Miles de cortes en el suministro eléctrico son provocados por la multidenunciada empresa. Con frío o con calor siempre falla algo y la padece el usurario

Desde hace días, numerosos barrios de la zona sur, muchísimos en Quilmes y Avellaneda, se quedaron sin energía eléctrica. Apagones que dejaron sin servicio a miles de usuarios que expresaban sus malestares en redes sociales y con piquetes en las calles, incluida la quema de gomas. Mientras tanto, se conocía otra sanción a Edesur por el pésimo servicio que presta.
Tal es la situación que se vive en estos días de gran frío en el Conurbano que motivó a cientos de usuarios a salir a las calles a reclamar por la falta del servicio, que se prolonga por dìas. Servicio que no se presta ante numerosas fallas que se produjeron en el sistema elèctrico, sumado a la no inversión de la multidenunciada Edesur.
El Caso Avellaneda
Ante los reiterados casos, cientos de usuarios se congregaron en las puertas de la oficina comercial de Avellaneda (Mitre al 600) para reclamar por la falta de respuesta ante los reiterados cortes. Otros, optaron por cortar las calles de sus barrios en reclamo de falta de servicio.
En Quilmes y en Ezpeleta hubo vecinos que padecieron la desidia de la multidenunciada Edesur por más de cinco días sin luz (ver aparte) y ante el absoluto silencio de la empresa.
Hay que destacar que en los últimos días hubo un promedio de usuarios afectados que variaban en la Región entre los 30 mil y los 55 mil, quienes sufrieron la desinversión de Edesur.
Mientras miles de usuarios padecían la falta de inversión, el ENRE multó a Edesur y Edenor por un total de 367,1 millones de pesos en concepto de sanciones por incumplimiento de las pautas de calidad del servicio registradas entre septiembre de 2017 y febrero de 2018. Eso se suma a otros 136.2 millones por resarcimientos por afectaciones extraordinarias de la prestación del servicio registradas entre marzo y agosto de 2017.
Suben, suben, no paran de subir
El valor de las tarifas energéticas no paran de subir. Los últimos incrementos produjeron, otra vez, un fuerte golpe al bolsillo de los usuarios, quienes -en muchos casos- se les suman los problemas generados por el pésimo servicio que brindan, como es el caso Edesur.

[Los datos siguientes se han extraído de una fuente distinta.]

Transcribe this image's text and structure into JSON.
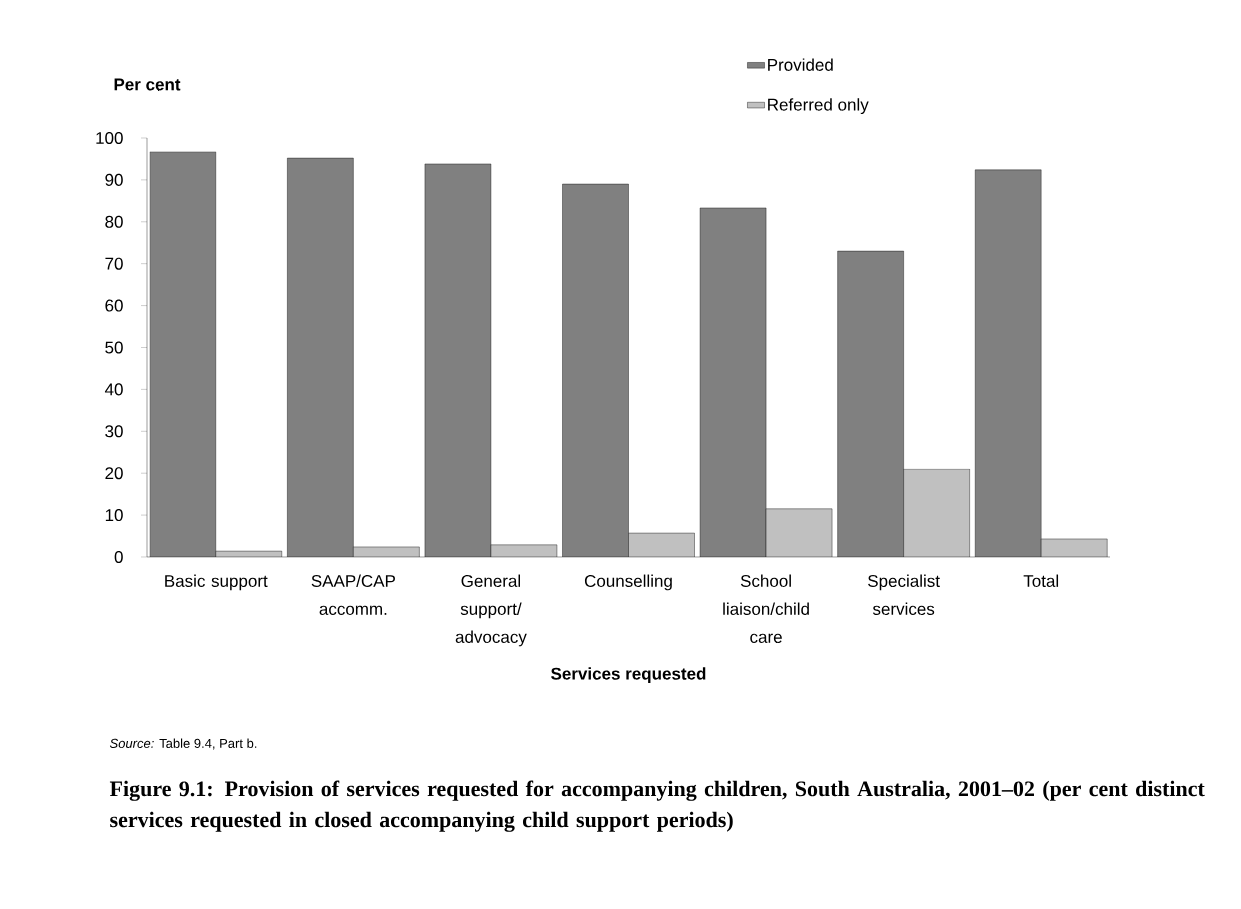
{
  "chart_data": {
    "type": "bar",
    "title": "Figure 9.1: Provision of services requested for accompanying children, South Australia, 2001–02 (per cent distinct services requested in closed accompanying child support periods)",
    "ylabel": "Per cent",
    "xlabel": "Services requested",
    "annotations": [
      "*Source:* Table 9.4, Part b."
    ],
    "categories": [
      "Basic support",
      "SAAP/CAP accomm.",
      "General support/ advocacy",
      "Counselling",
      "School liaison/child care",
      "Specialist services",
      "Total"
    ],
    "series": [
      {
        "name": "Provided",
        "color": "#808080",
        "values": [
          96.7,
          95.2,
          93.8,
          89.0,
          83.3,
          73.0,
          92.4
        ]
      },
      {
        "name": "Referred only",
        "color": "#c0c0c0",
        "values": [
          1.4,
          2.4,
          2.9,
          5.7,
          11.5,
          21.0,
          4.3
        ]
      }
    ],
    "ylim": [
      0,
      100
    ],
    "yticks": [
      0,
      10,
      20,
      30,
      40,
      50,
      60,
      70,
      80,
      90,
      100
    ],
    "legend": "top"
  }
}
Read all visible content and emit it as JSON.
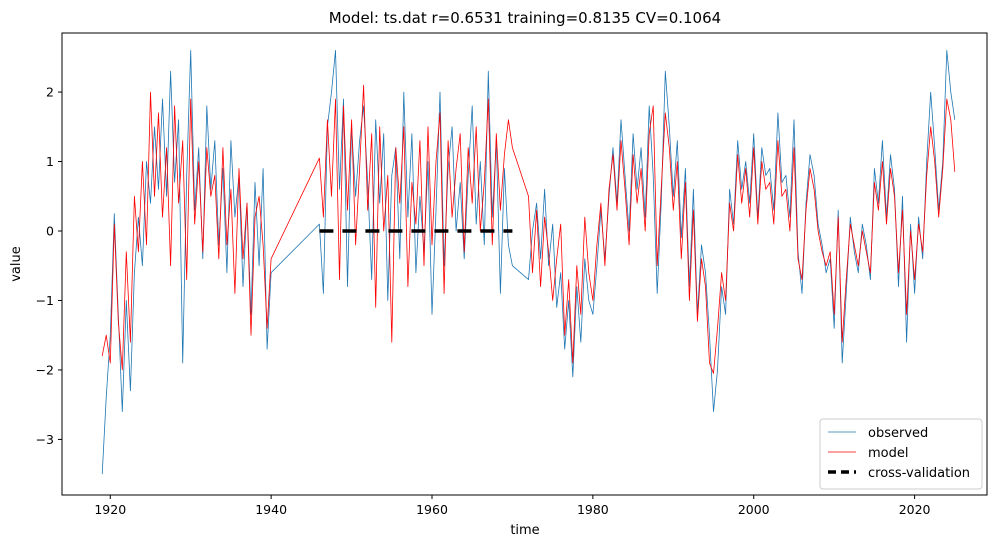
{
  "chart_data": {
    "type": "line",
    "title": "Model: ts.dat  r=0.6531  training=0.8135  CV=0.1064",
    "xlabel": "time",
    "ylabel": "value",
    "xlim": [
      1914,
      2029
    ],
    "ylim": [
      -3.8,
      2.85
    ],
    "x_ticks": [
      1920,
      1940,
      1960,
      1980,
      2000,
      2020
    ],
    "y_ticks": [
      -3,
      -2,
      -1,
      0,
      1,
      2
    ],
    "x_tick_labels": [
      "1920",
      "1940",
      "1960",
      "1980",
      "2000",
      "2020"
    ],
    "y_tick_labels": [
      "−3",
      "−2",
      "−1",
      "0",
      "1",
      "2"
    ],
    "legend_position": "lower-right",
    "series": [
      {
        "name": "observed",
        "color": "#1f77b4",
        "x": [
          1919.0,
          1919.5,
          1920.0,
          1920.5,
          1921.0,
          1921.5,
          1922.0,
          1922.5,
          1923.0,
          1923.5,
          1924.0,
          1924.5,
          1925.0,
          1925.5,
          1926.0,
          1926.5,
          1927.0,
          1927.5,
          1928.0,
          1928.5,
          1929.0,
          1929.5,
          1930.0,
          1930.5,
          1931.0,
          1931.5,
          1932.0,
          1932.5,
          1933.0,
          1933.5,
          1934.0,
          1934.5,
          1935.0,
          1935.5,
          1936.0,
          1936.5,
          1937.0,
          1937.5,
          1938.0,
          1938.5,
          1939.0,
          1939.5,
          1940.0,
          1946.0,
          1946.5,
          1947.0,
          1947.5,
          1948.0,
          1948.5,
          1949.0,
          1949.5,
          1950.0,
          1950.5,
          1951.0,
          1951.5,
          1952.0,
          1952.5,
          1953.0,
          1953.5,
          1954.0,
          1954.5,
          1955.0,
          1955.5,
          1956.0,
          1956.5,
          1957.0,
          1957.5,
          1958.0,
          1958.5,
          1959.0,
          1959.5,
          1960.0,
          1960.5,
          1961.0,
          1961.5,
          1962.0,
          1962.5,
          1963.0,
          1963.5,
          1964.0,
          1964.5,
          1965.0,
          1965.5,
          1966.0,
          1966.5,
          1967.0,
          1967.5,
          1968.0,
          1968.5,
          1969.0,
          1969.5,
          1970.0,
          1972.0,
          1972.5,
          1973.0,
          1973.5,
          1974.0,
          1974.5,
          1975.0,
          1975.5,
          1976.0,
          1976.5,
          1977.0,
          1977.5,
          1978.0,
          1978.5,
          1979.0,
          1979.5,
          1980.0,
          1980.5,
          1981.0,
          1981.5,
          1982.0,
          1982.5,
          1983.0,
          1983.5,
          1984.0,
          1984.5,
          1985.0,
          1985.5,
          1986.0,
          1986.5,
          1987.0,
          1987.5,
          1988.0,
          1988.5,
          1989.0,
          1989.5,
          1990.0,
          1990.5,
          1991.0,
          1991.5,
          1992.0,
          1992.5,
          1993.0,
          1993.5,
          1994.0,
          1994.5,
          1995.0,
          1995.5,
          1996.0,
          1996.5,
          1997.0,
          1997.5,
          1998.0,
          1998.5,
          1999.0,
          1999.5,
          2000.0,
          2000.5,
          2001.0,
          2001.5,
          2002.0,
          2002.5,
          2003.0,
          2003.5,
          2004.0,
          2004.5,
          2005.0,
          2005.5,
          2006.0,
          2006.5,
          2007.0,
          2007.5,
          2008.0,
          2008.5,
          2009.0,
          2009.5,
          2010.0,
          2010.5,
          2011.0,
          2011.5,
          2012.0,
          2012.5,
          2013.0,
          2013.5,
          2014.0,
          2014.5,
          2015.0,
          2015.5,
          2016.0,
          2016.5,
          2017.0,
          2017.5,
          2018.0,
          2018.5,
          2019.0,
          2019.5,
          2020.0,
          2020.5,
          2021.0,
          2021.5,
          2022.0,
          2022.5,
          2023.0,
          2023.5,
          2024.0,
          2024.5,
          2025.0
        ],
        "y": [
          -3.5,
          -2.4,
          -1.5,
          0.25,
          -1.2,
          -2.6,
          -1.0,
          -2.3,
          -0.6,
          0.2,
          -0.5,
          1.0,
          0.4,
          1.5,
          0.6,
          1.9,
          0.5,
          2.3,
          0.7,
          1.6,
          -1.9,
          0.8,
          2.6,
          0.3,
          1.2,
          -0.4,
          1.8,
          0.6,
          1.3,
          -0.2,
          0.9,
          -0.6,
          1.3,
          0.2,
          0.8,
          -0.8,
          0.4,
          -1.2,
          0.7,
          -0.5,
          0.9,
          -1.7,
          -0.6,
          0.1,
          -0.9,
          1.5,
          2.0,
          2.6,
          0.6,
          1.9,
          -0.8,
          1.5,
          0.5,
          1.3,
          1.8,
          0.7,
          -0.7,
          1.6,
          0.4,
          1.4,
          -1.0,
          0.8,
          1.2,
          -0.4,
          2.0,
          0.2,
          1.4,
          -0.6,
          0.5,
          -0.3,
          1.0,
          -1.2,
          0.3,
          2.0,
          -0.5,
          0.9,
          1.5,
          0.0,
          0.7,
          -0.4,
          0.8,
          1.8,
          0.1,
          1.0,
          -0.2,
          2.3,
          0.2,
          1.3,
          -0.9,
          0.9,
          -0.2,
          -0.5,
          -0.7,
          0.0,
          0.4,
          -0.4,
          0.6,
          -0.5,
          0.1,
          -1.1,
          -0.6,
          -1.7,
          -1.0,
          -2.1,
          -0.8,
          -1.6,
          -0.4,
          -1.0,
          -1.2,
          -0.5,
          0.3,
          -0.4,
          0.5,
          1.2,
          0.4,
          1.6,
          0.8,
          0.0,
          1.4,
          0.6,
          1.2,
          0.2,
          1.8,
          0.8,
          -0.9,
          0.4,
          2.3,
          1.5,
          0.5,
          1.3,
          -0.1,
          0.9,
          -0.8,
          0.6,
          -1.2,
          -0.2,
          -0.6,
          -1.5,
          -2.6,
          -2.0,
          -0.8,
          -1.2,
          0.6,
          0.1,
          1.3,
          0.6,
          1.0,
          0.4,
          1.4,
          0.2,
          1.2,
          0.8,
          0.9,
          0.3,
          1.7,
          0.7,
          0.8,
          0.2,
          1.6,
          -0.3,
          -0.9,
          0.4,
          1.1,
          0.8,
          0.1,
          -0.2,
          -0.6,
          -0.4,
          -1.4,
          0.3,
          -1.9,
          -0.9,
          0.2,
          -0.3,
          -0.6,
          0.1,
          -0.2,
          -0.7,
          0.9,
          0.4,
          1.3,
          0.2,
          1.1,
          0.6,
          -0.8,
          0.5,
          -1.6,
          0.1,
          -0.9,
          0.2,
          -0.4,
          1.0,
          2.0,
          1.2,
          0.3,
          1.0,
          2.6,
          2.0,
          1.6
        ]
      },
      {
        "name": "model",
        "color": "#ff0000",
        "x": [
          1919.0,
          1919.5,
          1920.0,
          1920.5,
          1921.0,
          1921.5,
          1922.0,
          1922.5,
          1923.0,
          1923.5,
          1924.0,
          1924.5,
          1925.0,
          1925.5,
          1926.0,
          1926.5,
          1927.0,
          1927.5,
          1928.0,
          1928.5,
          1929.0,
          1929.5,
          1930.0,
          1930.5,
          1931.0,
          1931.5,
          1932.0,
          1932.5,
          1933.0,
          1933.5,
          1934.0,
          1934.5,
          1935.0,
          1935.5,
          1936.0,
          1936.5,
          1937.0,
          1937.5,
          1938.0,
          1938.5,
          1939.0,
          1939.5,
          1940.0,
          1946.0,
          1946.5,
          1947.0,
          1947.5,
          1948.0,
          1948.5,
          1949.0,
          1949.5,
          1950.0,
          1950.5,
          1951.0,
          1951.5,
          1952.0,
          1952.5,
          1953.0,
          1953.5,
          1954.0,
          1954.5,
          1955.0,
          1955.5,
          1956.0,
          1956.5,
          1957.0,
          1957.5,
          1958.0,
          1958.5,
          1959.0,
          1959.5,
          1960.0,
          1960.5,
          1961.0,
          1961.5,
          1962.0,
          1962.5,
          1963.0,
          1963.5,
          1964.0,
          1964.5,
          1965.0,
          1965.5,
          1966.0,
          1966.5,
          1967.0,
          1967.5,
          1968.0,
          1968.5,
          1969.0,
          1969.5,
          1970.0,
          1972.0,
          1972.5,
          1973.0,
          1973.5,
          1974.0,
          1974.5,
          1975.0,
          1975.5,
          1976.0,
          1976.5,
          1977.0,
          1977.5,
          1978.0,
          1978.5,
          1979.0,
          1979.5,
          1980.0,
          1980.5,
          1981.0,
          1981.5,
          1982.0,
          1982.5,
          1983.0,
          1983.5,
          1984.0,
          1984.5,
          1985.0,
          1985.5,
          1986.0,
          1986.5,
          1987.0,
          1987.5,
          1988.0,
          1988.5,
          1989.0,
          1989.5,
          1990.0,
          1990.5,
          1991.0,
          1991.5,
          1992.0,
          1992.5,
          1993.0,
          1993.5,
          1994.0,
          1994.5,
          1995.0,
          1995.5,
          1996.0,
          1996.5,
          1997.0,
          1997.5,
          1998.0,
          1998.5,
          1999.0,
          1999.5,
          2000.0,
          2000.5,
          2001.0,
          2001.5,
          2002.0,
          2002.5,
          2003.0,
          2003.5,
          2004.0,
          2004.5,
          2005.0,
          2005.5,
          2006.0,
          2006.5,
          2007.0,
          2007.5,
          2008.0,
          2008.5,
          2009.0,
          2009.5,
          2010.0,
          2010.5,
          2011.0,
          2011.5,
          2012.0,
          2012.5,
          2013.0,
          2013.5,
          2014.0,
          2014.5,
          2015.0,
          2015.5,
          2016.0,
          2016.5,
          2017.0,
          2017.5,
          2018.0,
          2018.5,
          2019.0,
          2019.5,
          2020.0,
          2020.5,
          2021.0,
          2021.5,
          2022.0,
          2022.5,
          2023.0,
          2023.5,
          2024.0,
          2024.5,
          2025.0
        ],
        "y": [
          -1.8,
          -1.5,
          -1.9,
          0.1,
          -1.3,
          -2.0,
          -0.3,
          -1.6,
          0.5,
          -0.3,
          1.0,
          -0.2,
          2.0,
          0.5,
          1.7,
          0.2,
          1.2,
          -0.5,
          1.8,
          0.4,
          1.3,
          -0.7,
          1.9,
          0.1,
          1.0,
          -0.3,
          1.2,
          0.5,
          0.8,
          -0.4,
          1.2,
          -0.2,
          0.6,
          -0.9,
          0.9,
          -0.4,
          0.4,
          -1.5,
          0.2,
          0.5,
          -0.2,
          -1.4,
          -0.4,
          1.05,
          0.2,
          1.6,
          0.5,
          1.9,
          -0.7,
          1.8,
          0.3,
          1.6,
          -0.2,
          0.9,
          2.1,
          0.3,
          1.4,
          -1.1,
          1.5,
          0.0,
          0.8,
          -1.6,
          1.2,
          0.4,
          1.5,
          -0.8,
          0.7,
          0.1,
          1.3,
          -0.5,
          1.5,
          -0.2,
          1.0,
          1.7,
          -0.9,
          1.3,
          0.2,
          0.9,
          1.4,
          -0.3,
          1.2,
          0.4,
          1.5,
          0.0,
          0.7,
          1.9,
          -0.2,
          1.4,
          0.3,
          1.1,
          1.6,
          1.2,
          0.5,
          -0.6,
          0.3,
          -0.8,
          0.2,
          -0.3,
          -1.0,
          -0.4,
          0.1,
          -1.5,
          -0.7,
          -1.9,
          -0.5,
          -1.2,
          0.2,
          -0.6,
          -1.0,
          -0.2,
          0.4,
          -0.5,
          0.6,
          1.1,
          0.3,
          1.3,
          0.6,
          -0.2,
          1.1,
          0.4,
          0.9,
          0.0,
          1.4,
          1.8,
          -0.5,
          0.6,
          1.7,
          1.2,
          0.3,
          1.0,
          -0.4,
          0.7,
          -1.0,
          0.3,
          -1.3,
          -0.4,
          -0.8,
          -1.9,
          -2.05,
          -1.4,
          -0.6,
          -1.0,
          0.4,
          0.0,
          1.1,
          0.4,
          0.9,
          0.2,
          1.2,
          0.1,
          1.0,
          0.6,
          0.7,
          0.1,
          1.3,
          0.5,
          0.6,
          0.0,
          1.2,
          -0.4,
          -0.7,
          0.3,
          0.9,
          0.6,
          0.0,
          -0.3,
          -0.5,
          -0.3,
          -1.2,
          0.2,
          -1.6,
          -0.7,
          0.1,
          -0.2,
          -0.5,
          0.0,
          -0.3,
          -0.6,
          0.7,
          0.3,
          1.0,
          0.1,
          0.9,
          0.5,
          -0.6,
          0.3,
          -1.2,
          0.0,
          -0.7,
          0.1,
          -0.3,
          0.8,
          1.5,
          1.0,
          0.2,
          0.9,
          1.9,
          1.6,
          0.85
        ]
      },
      {
        "name": "cross-validation",
        "color": "#000000",
        "x": [
          1946.0,
          1970.0
        ],
        "y": [
          0.0,
          0.0
        ]
      }
    ]
  }
}
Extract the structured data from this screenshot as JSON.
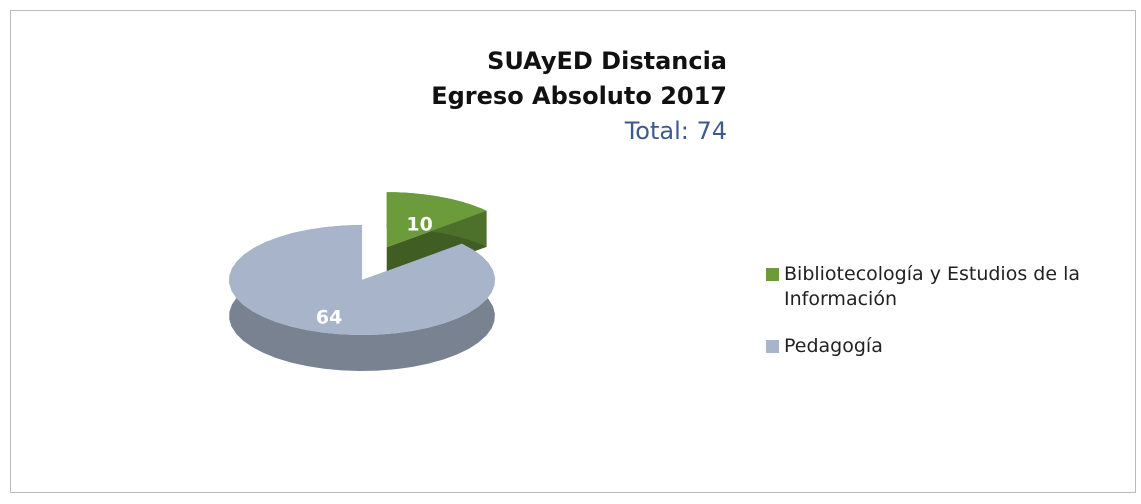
{
  "chart_data": {
    "type": "pie3d",
    "title": [
      "SUAyED Distancia",
      "Egreso Absoluto 2017"
    ],
    "subtitle": "Total: 74",
    "categories": [
      "Bibliotecología y Estudios de la Información",
      "Pedagogía"
    ],
    "values": [
      10,
      64
    ],
    "colors": [
      "#6b9b3a",
      "#a7b4c9"
    ],
    "explode": [
      true,
      false
    ],
    "legend": "right"
  }
}
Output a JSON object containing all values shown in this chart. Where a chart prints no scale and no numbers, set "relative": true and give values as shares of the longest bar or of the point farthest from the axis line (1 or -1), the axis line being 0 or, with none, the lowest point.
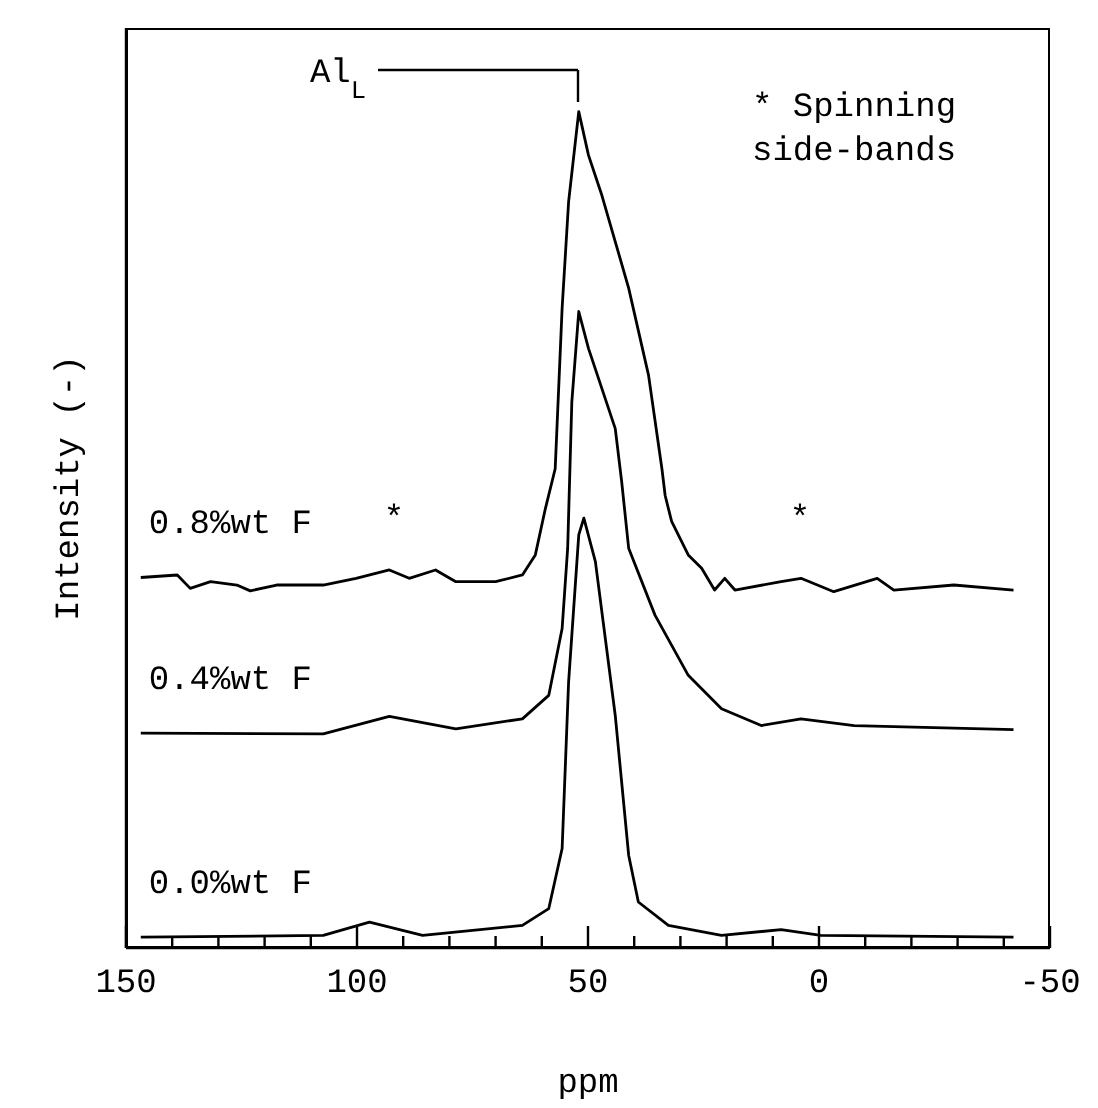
{
  "chart_data": {
    "type": "line",
    "relative": true,
    "xlabel": "ppm",
    "ylabel": "Intensity (-)",
    "xlim": [
      150,
      -50
    ],
    "xticks": [
      150,
      {
        "value": 140,
        "label": null
      },
      {
        "value": 130,
        "label": null
      },
      {
        "value": 120,
        "label": null
      },
      {
        "value": 110,
        "label": null
      },
      100,
      {
        "value": 90,
        "label": null
      },
      {
        "value": 80,
        "label": null
      },
      {
        "value": 70,
        "label": null
      },
      {
        "value": 60,
        "label": null
      },
      50,
      {
        "value": 40,
        "label": null
      },
      {
        "value": 30,
        "label": null
      },
      {
        "value": 20,
        "label": null
      },
      {
        "value": 10,
        "label": null
      },
      0,
      {
        "value": -10,
        "label": null
      },
      {
        "value": -20,
        "label": null
      },
      {
        "value": -30,
        "label": null
      },
      {
        "value": -40,
        "label": null
      },
      -50
    ],
    "series": [
      {
        "name": "0.8%wt F",
        "color": "#000000",
        "x": [
          146.8,
          138.9,
          136.1,
          131.7,
          126.0,
          123.1,
          117.4,
          107.3,
          100.2,
          93.0,
          88.7,
          83.0,
          78.6,
          70.0,
          64.2,
          61.4,
          59.2,
          57.1,
          55.6,
          54.2,
          52.0,
          49.9,
          47.0,
          41.2,
          36.9,
          34.0,
          33.3,
          31.9,
          28.3,
          25.4,
          22.6,
          20.4,
          18.2,
          8.2,
          3.9,
          -3.2,
          -12.6,
          -16.2,
          -29.2,
          -42.1
        ],
        "values": [
          0.443,
          0.446,
          0.43,
          0.438,
          0.434,
          0.427,
          0.434,
          0.434,
          0.442,
          0.452,
          0.442,
          0.452,
          0.438,
          0.438,
          0.446,
          0.47,
          0.526,
          0.573,
          0.765,
          0.892,
          1.0,
          0.948,
          0.9,
          0.789,
          0.685,
          0.573,
          0.541,
          0.51,
          0.47,
          0.454,
          0.428,
          0.442,
          0.428,
          0.438,
          0.442,
          0.426,
          0.442,
          0.428,
          0.434,
          0.428
        ]
      },
      {
        "name": "0.4%wt F",
        "color": "#000000",
        "x": [
          146.8,
          107.3,
          93.0,
          78.6,
          64.2,
          58.5,
          55.6,
          54.4,
          53.5,
          52.0,
          49.9,
          44.1,
          42.7,
          41.2,
          35.5,
          28.3,
          21.1,
          12.5,
          3.9,
          -7.6,
          -42.1
        ],
        "values": [
          0.257,
          0.256,
          0.277,
          0.262,
          0.274,
          0.302,
          0.382,
          0.478,
          0.653,
          0.761,
          0.717,
          0.621,
          0.557,
          0.478,
          0.398,
          0.326,
          0.286,
          0.266,
          0.274,
          0.266,
          0.261
        ]
      },
      {
        "name": "0.0%wt F",
        "color": "#000000",
        "x": [
          146.8,
          107.3,
          97.3,
          85.8,
          64.2,
          58.5,
          55.6,
          54.2,
          52.0,
          50.9,
          48.4,
          44.1,
          41.2,
          39.1,
          32.6,
          21.1,
          8.2,
          -0.4,
          -42.1
        ],
        "values": [
          0.013,
          0.015,
          0.031,
          0.015,
          0.027,
          0.047,
          0.119,
          0.318,
          0.494,
          0.514,
          0.462,
          0.278,
          0.111,
          0.055,
          0.027,
          0.015,
          0.022,
          0.015,
          0.013
        ]
      }
    ],
    "annotations": [
      "Al$_{L}$",
      "*",
      "*",
      "* Spinning side-bands"
    ]
  }
}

A partir de marzo pasado, la multidenunciada Edesur había incrementado su tarifa en un 70 por ciento con respecto a noviembre del pasado año. Incremento que se sumó al realizado en el 2016 y 2017.
Algo similar se produjo con las tarifas de Metrogas y AySA. Las subas no paran de realizarse y el malestar de los usuarios crece a medida que llegan las facturas de las empresas de servicios.
Lo más novedoso es el reclamo que las empresas de gas y energía realizan: Buscan aumentos dolarizados, por lo que las próximas subas serán de temerse. Incrementos que irían del 80% para el gas y del 60% para la luz.
De producirse estas nuevas subas, en el invierno podrían llegar facturas que oscilan entre el 80% y 100% respecto del año pasado, advierten los especialistas.
La otra cara de los aumentos se produce cuando los usuarios son intimados por su morosidad en los pagos. Afirman que aumento de entre el 25 y el 60 por ciento las notificaciones de deuda.
Situación que marca cómo afectan los incrementos dispuestos por el gobierno en los servicios públicos.